The high lighted text, is very important. The throat, really isn't important if you BS. I've shot standard, "Schuetzen" (no throat) and free bored, long lead chamberings and they all shoot accurately. Even if the bullet is over size, if it's a tapered bullet, it will still shoot fairly well if it can be BSed as above.
I noticed that you have a hammer on the table, if your using it to get the bullet seated, that may be your problem. In my freebored, long lead throat, I can seat the bullet with just my hand if, the tapered bullet is no more than .002 over groove size but, on the other two throats, I can not.

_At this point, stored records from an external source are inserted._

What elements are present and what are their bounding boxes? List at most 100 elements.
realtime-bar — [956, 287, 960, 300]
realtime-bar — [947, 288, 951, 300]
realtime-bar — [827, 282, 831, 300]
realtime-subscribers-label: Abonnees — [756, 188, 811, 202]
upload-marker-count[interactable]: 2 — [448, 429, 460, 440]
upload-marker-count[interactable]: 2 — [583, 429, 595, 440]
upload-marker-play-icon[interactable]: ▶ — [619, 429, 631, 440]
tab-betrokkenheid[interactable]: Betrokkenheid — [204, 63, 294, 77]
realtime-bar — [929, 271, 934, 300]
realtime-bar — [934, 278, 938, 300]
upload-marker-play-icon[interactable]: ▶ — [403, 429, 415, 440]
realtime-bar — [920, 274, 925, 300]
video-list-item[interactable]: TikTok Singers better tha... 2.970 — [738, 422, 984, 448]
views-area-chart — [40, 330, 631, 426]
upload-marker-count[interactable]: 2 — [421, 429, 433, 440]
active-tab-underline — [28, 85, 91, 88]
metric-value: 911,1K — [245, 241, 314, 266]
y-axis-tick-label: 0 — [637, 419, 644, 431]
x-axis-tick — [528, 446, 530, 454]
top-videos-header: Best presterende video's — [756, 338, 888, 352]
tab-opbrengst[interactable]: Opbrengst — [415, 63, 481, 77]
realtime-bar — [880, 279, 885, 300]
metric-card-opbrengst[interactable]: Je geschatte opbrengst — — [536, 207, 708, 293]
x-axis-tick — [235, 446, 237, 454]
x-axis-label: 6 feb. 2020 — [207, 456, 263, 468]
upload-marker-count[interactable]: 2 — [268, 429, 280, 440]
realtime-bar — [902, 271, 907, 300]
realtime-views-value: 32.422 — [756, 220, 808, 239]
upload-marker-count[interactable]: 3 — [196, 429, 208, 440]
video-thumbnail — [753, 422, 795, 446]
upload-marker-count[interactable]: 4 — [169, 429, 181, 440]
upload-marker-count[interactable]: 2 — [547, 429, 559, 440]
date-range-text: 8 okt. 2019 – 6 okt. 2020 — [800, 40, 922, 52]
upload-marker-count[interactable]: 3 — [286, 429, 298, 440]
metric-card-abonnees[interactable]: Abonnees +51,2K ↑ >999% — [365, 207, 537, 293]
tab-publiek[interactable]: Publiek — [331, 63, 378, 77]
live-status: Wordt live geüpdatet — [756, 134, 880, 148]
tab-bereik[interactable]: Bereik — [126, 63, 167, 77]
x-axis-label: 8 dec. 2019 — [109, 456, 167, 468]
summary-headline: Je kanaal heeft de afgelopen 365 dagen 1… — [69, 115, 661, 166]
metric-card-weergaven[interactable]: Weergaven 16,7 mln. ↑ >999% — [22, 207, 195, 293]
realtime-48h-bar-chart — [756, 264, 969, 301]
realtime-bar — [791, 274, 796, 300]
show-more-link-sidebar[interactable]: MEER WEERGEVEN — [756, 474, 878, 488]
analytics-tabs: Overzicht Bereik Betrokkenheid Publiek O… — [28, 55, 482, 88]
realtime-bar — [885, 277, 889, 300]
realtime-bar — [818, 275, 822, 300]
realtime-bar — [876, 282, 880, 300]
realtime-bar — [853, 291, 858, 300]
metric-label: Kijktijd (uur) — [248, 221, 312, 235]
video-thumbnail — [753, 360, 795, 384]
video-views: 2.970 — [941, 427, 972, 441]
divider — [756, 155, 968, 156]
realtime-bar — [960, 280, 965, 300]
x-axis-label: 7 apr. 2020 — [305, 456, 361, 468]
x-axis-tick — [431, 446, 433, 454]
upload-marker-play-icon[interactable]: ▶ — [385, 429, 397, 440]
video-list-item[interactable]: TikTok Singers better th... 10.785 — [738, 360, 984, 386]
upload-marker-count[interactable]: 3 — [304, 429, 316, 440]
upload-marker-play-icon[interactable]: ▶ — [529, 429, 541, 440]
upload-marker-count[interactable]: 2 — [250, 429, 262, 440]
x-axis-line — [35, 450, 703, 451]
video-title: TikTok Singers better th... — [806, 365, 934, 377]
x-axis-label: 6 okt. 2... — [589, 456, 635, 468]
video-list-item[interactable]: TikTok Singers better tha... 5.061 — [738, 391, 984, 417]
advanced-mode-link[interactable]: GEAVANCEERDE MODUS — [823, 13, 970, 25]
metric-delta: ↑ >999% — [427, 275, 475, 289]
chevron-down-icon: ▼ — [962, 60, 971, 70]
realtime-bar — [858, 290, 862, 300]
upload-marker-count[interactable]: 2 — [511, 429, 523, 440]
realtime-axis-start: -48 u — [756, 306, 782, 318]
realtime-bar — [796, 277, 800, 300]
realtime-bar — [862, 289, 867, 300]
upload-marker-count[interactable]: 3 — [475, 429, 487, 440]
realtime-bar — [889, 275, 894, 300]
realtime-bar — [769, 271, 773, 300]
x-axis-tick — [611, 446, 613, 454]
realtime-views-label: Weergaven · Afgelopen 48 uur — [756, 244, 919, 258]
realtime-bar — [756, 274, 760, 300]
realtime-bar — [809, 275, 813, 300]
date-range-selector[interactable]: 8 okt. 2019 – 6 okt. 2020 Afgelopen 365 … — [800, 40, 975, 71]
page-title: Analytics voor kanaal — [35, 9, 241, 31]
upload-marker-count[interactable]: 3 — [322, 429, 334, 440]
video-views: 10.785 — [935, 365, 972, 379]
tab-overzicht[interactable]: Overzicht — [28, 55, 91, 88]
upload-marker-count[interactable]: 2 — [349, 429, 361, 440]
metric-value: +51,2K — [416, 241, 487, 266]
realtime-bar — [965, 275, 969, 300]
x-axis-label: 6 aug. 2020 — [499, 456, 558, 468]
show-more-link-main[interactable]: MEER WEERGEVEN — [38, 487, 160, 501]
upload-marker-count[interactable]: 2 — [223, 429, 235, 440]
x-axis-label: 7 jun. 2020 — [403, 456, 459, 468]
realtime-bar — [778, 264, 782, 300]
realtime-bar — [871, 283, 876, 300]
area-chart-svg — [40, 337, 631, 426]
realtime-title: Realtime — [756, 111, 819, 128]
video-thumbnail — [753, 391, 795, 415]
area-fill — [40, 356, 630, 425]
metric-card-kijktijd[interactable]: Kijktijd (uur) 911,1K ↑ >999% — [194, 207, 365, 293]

I would do two things in your case:
1. Send the mold back and get one with a .322/.323 base band. All other bands between .318/.319 and .321.
2. Buy or make some kind of BSer that has leverage. A Russ Webber seater is never a mistake but, you can make one that has a lever that uses a tang sight base as it's fulcrum point. That's what I have for my 44 1/2.
After that, talk to us about BS depth, we have slightly different opinions on that but, all will be in a very small range.